Weibull Distributions

About Weibull Distribution Models

The Weibull distribution is widely used in reliability and life (failure rate) data analysis. The toolbox provides the two-parameter Weibull distribution

$y = a b x^{b - 1} e^{- a x^{b}}$

whereais the scale parameter andbis the shape parameter.

Note that there are other Weibull distributions, but you must create a custom equation to use these distributions:

A three-parameter Weibull distribution withxreplaced byx – cwherecis the location parameter
A one-parameter Weibull distribution where the shape parameter is fixed and only the scale parameter is fitted.

曲线拟合工具箱™不符合威布尔probability distributions to a sample of data.
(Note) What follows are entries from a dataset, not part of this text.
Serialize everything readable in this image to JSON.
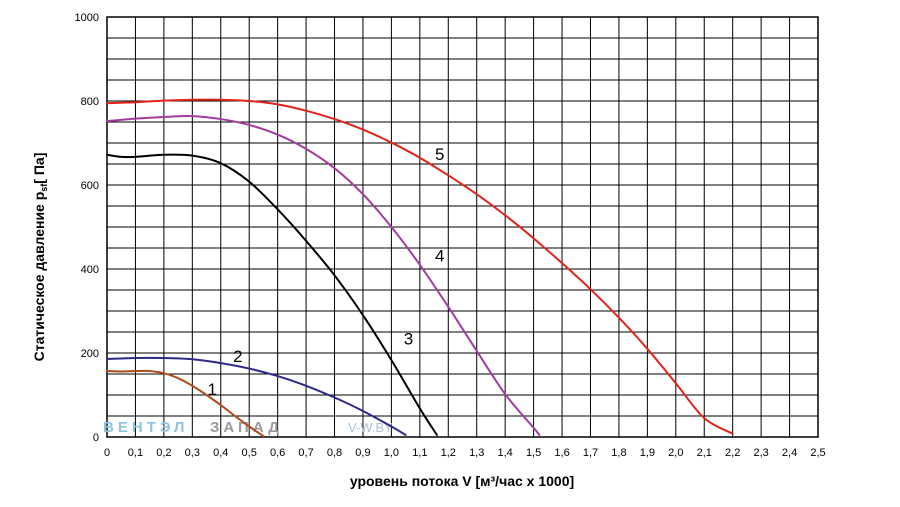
{
  "chart_data": {
    "type": "line",
    "title": "",
    "xlabel": "уровень потока  V [м³/час x 1000]",
    "ylabel": "Статическое давление  p",
    "ylabel_sub": "sf",
    "ylabel_unit": "[ Па]",
    "xlim": [
      0,
      2.5
    ],
    "ylim": [
      0,
      1000
    ],
    "x_ticks": [
      "0",
      "0,1",
      "0,2",
      "0,3",
      "0,4",
      "0,5",
      "0,6",
      "0,7",
      "0,8",
      "0,9",
      "1,0",
      "1,1",
      "1,2",
      "1,3",
      "1,4",
      "1,5",
      "1,6",
      "1,7",
      "1,8",
      "1,9",
      "2,0",
      "2,1",
      "2,2",
      "2,3",
      "2,4",
      "2,5"
    ],
    "y_ticks": [
      "0",
      "200",
      "400",
      "600",
      "800",
      "1000"
    ],
    "grid": true,
    "series": [
      {
        "name": "1",
        "color": "#b04a1a",
        "x": [
          0,
          0.05,
          0.1,
          0.15,
          0.2,
          0.25,
          0.3,
          0.35,
          0.4,
          0.45,
          0.5,
          0.55
        ],
        "y": [
          157,
          156,
          157,
          157,
          152,
          140,
          122,
          100,
          76,
          50,
          25,
          2
        ]
      },
      {
        "name": "2",
        "color": "#2e2a86",
        "x": [
          0,
          0.1,
          0.2,
          0.3,
          0.4,
          0.5,
          0.6,
          0.7,
          0.8,
          0.9,
          1.0,
          1.05
        ],
        "y": [
          186,
          188,
          188,
          185,
          176,
          163,
          145,
          122,
          94,
          62,
          25,
          5
        ]
      },
      {
        "name": "3",
        "color": "#000000",
        "x": [
          0,
          0.05,
          0.1,
          0.2,
          0.3,
          0.4,
          0.5,
          0.6,
          0.7,
          0.8,
          0.9,
          1.0,
          1.1,
          1.16
        ],
        "y": [
          672,
          667,
          667,
          672,
          670,
          652,
          608,
          542,
          467,
          385,
          290,
          183,
          68,
          5
        ]
      },
      {
        "name": "4",
        "color": "#a43c9e",
        "x": [
          0,
          0.1,
          0.2,
          0.3,
          0.4,
          0.5,
          0.6,
          0.7,
          0.8,
          0.9,
          1.0,
          1.1,
          1.2,
          1.3,
          1.4,
          1.5,
          1.52
        ],
        "y": [
          752,
          758,
          762,
          764,
          757,
          743,
          720,
          686,
          640,
          578,
          500,
          410,
          310,
          205,
          102,
          22,
          5
        ]
      },
      {
        "name": "5",
        "color": "#e0241b",
        "x": [
          0,
          0.1,
          0.2,
          0.3,
          0.4,
          0.5,
          0.6,
          0.7,
          0.8,
          0.9,
          1.0,
          1.1,
          1.2,
          1.3,
          1.4,
          1.5,
          1.6,
          1.7,
          1.8,
          1.9,
          2.0,
          2.1,
          2.2
        ],
        "y": [
          795,
          797,
          801,
          803,
          803,
          800,
          792,
          777,
          757,
          732,
          701,
          665,
          623,
          578,
          528,
          473,
          414,
          352,
          284,
          210,
          128,
          45,
          8
        ]
      }
    ],
    "annotations": [
      {
        "text": "1",
        "x": 0.37,
        "y": 100
      },
      {
        "text": "2",
        "x": 0.46,
        "y": 178
      },
      {
        "text": "3",
        "x": 1.06,
        "y": 220
      },
      {
        "text": "4",
        "x": 1.17,
        "y": 418
      },
      {
        "text": "5",
        "x": 1.17,
        "y": 660
      }
    ]
  },
  "watermark": {
    "brand_part1": "ВЕНТЭЛ",
    "brand_part2": "ЗАПАД",
    "site": "V-W.BY"
  }
}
Instead, it fits curves to response and predictor data such that the curve has the same shape as a Weibull distribution.

Fit Weibull Models Interactively

Open the Curve Fitter app by enteringcurveFitterat the MATLAB^®command line. Alternatively, on theAppstab, in theMath, Statistics and Optimizationgroup, clickCurve Fitter.
In the Curve Fitter app, select curve data. On theCurve Fittertab, in theDatasection, clickSelect Data. In theSelect Fitting Datadialog box, selectX DataandY Data, or justY Dataagainst an index.
Click the arrow in theFit Typesection to open the gallery, and clickWeibullin theRegression Modelsgroup.

Fit Options pane for Weibull fit

There are no fit settings to configure in theFit Optionspane.
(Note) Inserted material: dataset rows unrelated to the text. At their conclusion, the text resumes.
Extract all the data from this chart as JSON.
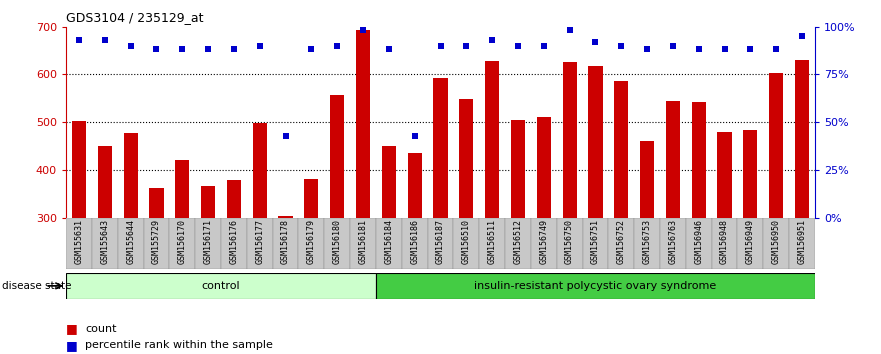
{
  "title": "GDS3104 / 235129_at",
  "categories": [
    "GSM155631",
    "GSM155643",
    "GSM155644",
    "GSM155729",
    "GSM156170",
    "GSM156171",
    "GSM156176",
    "GSM156177",
    "GSM156178",
    "GSM156179",
    "GSM156180",
    "GSM156181",
    "GSM156184",
    "GSM156186",
    "GSM156187",
    "GSM156510",
    "GSM156511",
    "GSM156512",
    "GSM156749",
    "GSM156750",
    "GSM156751",
    "GSM156752",
    "GSM156753",
    "GSM156763",
    "GSM156946",
    "GSM156948",
    "GSM156949",
    "GSM156950",
    "GSM156951"
  ],
  "bar_values": [
    502,
    450,
    478,
    362,
    421,
    367,
    378,
    498,
    303,
    380,
    557,
    692,
    450,
    435,
    592,
    549,
    628,
    505,
    510,
    626,
    617,
    587,
    461,
    545,
    542,
    480,
    484,
    603,
    631
  ],
  "percentile_values": [
    93,
    93,
    90,
    88,
    88,
    88,
    88,
    90,
    43,
    88,
    90,
    98,
    88,
    43,
    90,
    90,
    93,
    90,
    90,
    98,
    92,
    90,
    88,
    90,
    88,
    88,
    88,
    88,
    95
  ],
  "bar_color": "#cc0000",
  "dot_color": "#0000cc",
  "ylim_left": [
    300,
    700
  ],
  "yticks_left": [
    300,
    400,
    500,
    600,
    700
  ],
  "yticks_right": [
    0,
    25,
    50,
    75,
    100
  ],
  "control_count": 12,
  "group1_label": "control",
  "group2_label": "insulin-resistant polycystic ovary syndrome",
  "group1_color": "#ccffcc",
  "group2_color": "#44cc44",
  "disease_state_label": "disease state",
  "legend_bar_label": "count",
  "legend_dot_label": "percentile rank within the sample",
  "bg_color": "#ffffff",
  "tick_area_color": "#c8c8c8"
}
Optionally, in theAdvanced Options节中,指定系数开始值和constraint bounds, or change algorithm settings. The app calculates random start points forWeibullfits, defined on the interval [0 1]. You can override the start points and specify your own values in theFit Optionspane.

For more information on the settings, seeSpecify Fit Options and Optimized Starting Points.

Selecting a Weibull Fit at the Command Line

Specify the model typeweibull.

For example, to load some example data measuring blood concentration of a compound against time, and fit and plot a Weibull model specifying a start point:

time = [ 0.1; 0.1; 0.3; 0.3; 1.3; 1.7; 2.1;... 2.6; 3.9; 3.9; ... 5.1; 5.6; 6.2; 6.4; 7.7; 8.1; 8.2;... 8.9; 9.0; 9.5; ... 9.6; 10.2; 10.3; 10.8; 11.2; 11.2; 11.2;... 11.7; 12.1; 12.3; ... 12.3; 13.1; 13.2; 13.4; 13.7; 14.0; 14.3;... 15.4; 16.1; 16.1; ... 16.4; 16.4; 16.7; 16.7; 17.5; 17.6; 18.1;... 18.5; 19.3; 19.7;]; conc = [0.01; 0.08; 0.13; 0.16; 0.55; 0.90; 1.11;... 1.62; 1.79; 1.59; ... 1.83; 1.68; 2.09; 2.17; 2.66; 2.08; 2.26;... 1.65; 1.70; 2.39; ... 2.08; 2.02; 1.65; 1.96; 1.91; 1.30; 1.62;... 1.57; 1.32; 1.56; ... 1.36; 1.05; 1.29; 1.32; 1.20; 1.10; 0.88;... 0.63; 0.69; 0.69; ... 0.49; 0.53; 0.42; 0.48; 0.41; 0.27; 0.36;... 0.33; 0.17; 0.20;]; f=fit(time, conc/25, 'Weibull', ... 'StartPoint', [0.01, 2] ) plot(f,time,conc/25, 'o');

If you want to modify fit options such as coefficient starting values and constraint bounds appropriate for your data, or change algorithm settings, see the table of additional properties withNonlinearLeastSquareson thefitoptionsreference page.

Appropriate start point values and scalingconc/25for the two-parameter Weibull model were calculated by fitting a 3 parameter Weibull model using this custom equation:

f=fit(time, conc, ' c*a*b*x^(b-1)*exp(-a*x^b)', 'StartPoint', [0.01, 2, 5] ) f = General model: f(x) = c*a*b*x^(b-1)*exp(-a*x^b) Coefficients (with 95% confidence bounds): a = 0.009854 (0.007465, 0.01224) b = 2.003 (1.895, 2.11) c = 25.65 (24.42, 26.89)

This Weibull model is defined with three parameters: the first scales the curve along the horizontal axis, the second defines the shape of the curve, and the third scales the curve along the vertical axis. Notice that while this curve has almost the same form as the Weibull probability density function, it is not a density because it includes the parameter c, which is necessary to allow the curve's height to adjust to data.